Some proposed changes in the health insurance overhaul are likely to be straightforward revenue raisers. For instance, if Congress decided that people who didn’t buy insurance would have to pay a penalty, CBO would count those penalty payments as revenue in its budget projections.
How to calculate future costs and savingsFar more difficult is estimating the effect on the budget if Congress, for example, requires that insurers and medical providers use “comparative effectiveness” research to control costs.
“Comparative effectiveness” research examines the relative cost and efficacy of treating patients in different hospitals or regions of the country.
For example, over nearly 15 years, the , a project of the Dartmouth Institute for Health Policy and Clinical Practice, found that higher per-patient spending on Medicare patients did not necessarily result in better care.
For example, its study found that spending per patient in Shreveport, La., for example, was far higher than the national average, while spending in Des Moines, Iowa, which was below average, resulted in better care.
In his speech in Wisconsin, Obama endorsed the comparative effectiveness approach, saying, "Right here in Green Bay you get more quality out of fewer health care dollars than many other communities across this country.
“We need to identify the best practices across the country, learn from the successes, and then duplicate those successes everywhere else.”
But putting numbers to such a concept is easier said than done.
Sen.
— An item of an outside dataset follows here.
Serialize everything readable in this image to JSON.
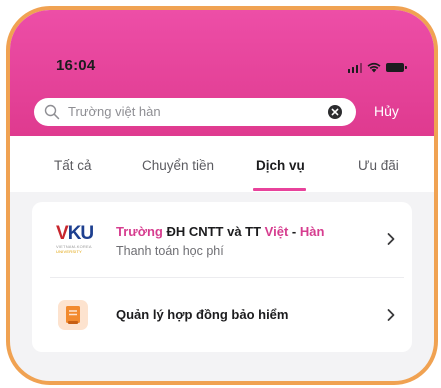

Olympia Snowe, R-Maine, has complained to Elmendorf that the CBO’s estimate of the money that could be saved by using comparative effectiveness methods — $1.3 billion over 10 years — is too small.
But the CBO chief told her that greater savings could be realized only if Congress decided to reward hospitals that followed cost-effectiveness standards and penalize ones that didn’t.
And he warned that the comparative effectiveness studies “are not going to say in general, ‘this whole type of medicine is completely worthless’ or ‘this whole type is completely useful.’” The assessment is going to be “much more nuanced than that.”
And the more nuanced the assessment is, the less likely that CBO can specify how much money would be saved.
Orszag acknowledged the difficulty, saying “the game changers,” such as comparative effectiveness research, are “very difficult to quantify.”
There’s another problem with the CBO numbers: the time horizon.
Savings, perhaps in 15 yearsCongress directs CBO to use a 10-year window for its cost estimates. But Elmendorf warned that many cost-saving steps “might not yield substantial budget savings or reductions in national health spending within a 10-year window.”
For instance, he said, Medicare could cut payments to hospitals with high rates of re-admissions caused by medical errors, but it would first have to gather data about re-admission rates and notify hospitals. That would likely mean that the full benefit of the change would not be apparent within the 10-year-period, he said.
But despite the difficulty that analysts have in putting a precise number to the savings to be obtained from some policy changes, members of Congress continue to cajole the CBO into producing estimates that would help sell health care reform to the public.
The reason for that is simple: The bigger the CBO's projected cost savings, the smaller the tax increases needed for the bill to be deficit neutral.
The CBO’s leaders “try their darnedest to try to make sure they protect the estimators from any political interference,” said Eugene Steuerle, a former Treasury Department official who is now vice president of the Peter G. Peterson Foundation.
But he added, “In many cases the information available to the estimator is quite minimal. The estimator may still have to provide a number, even though they may very minimal information by which to do it.”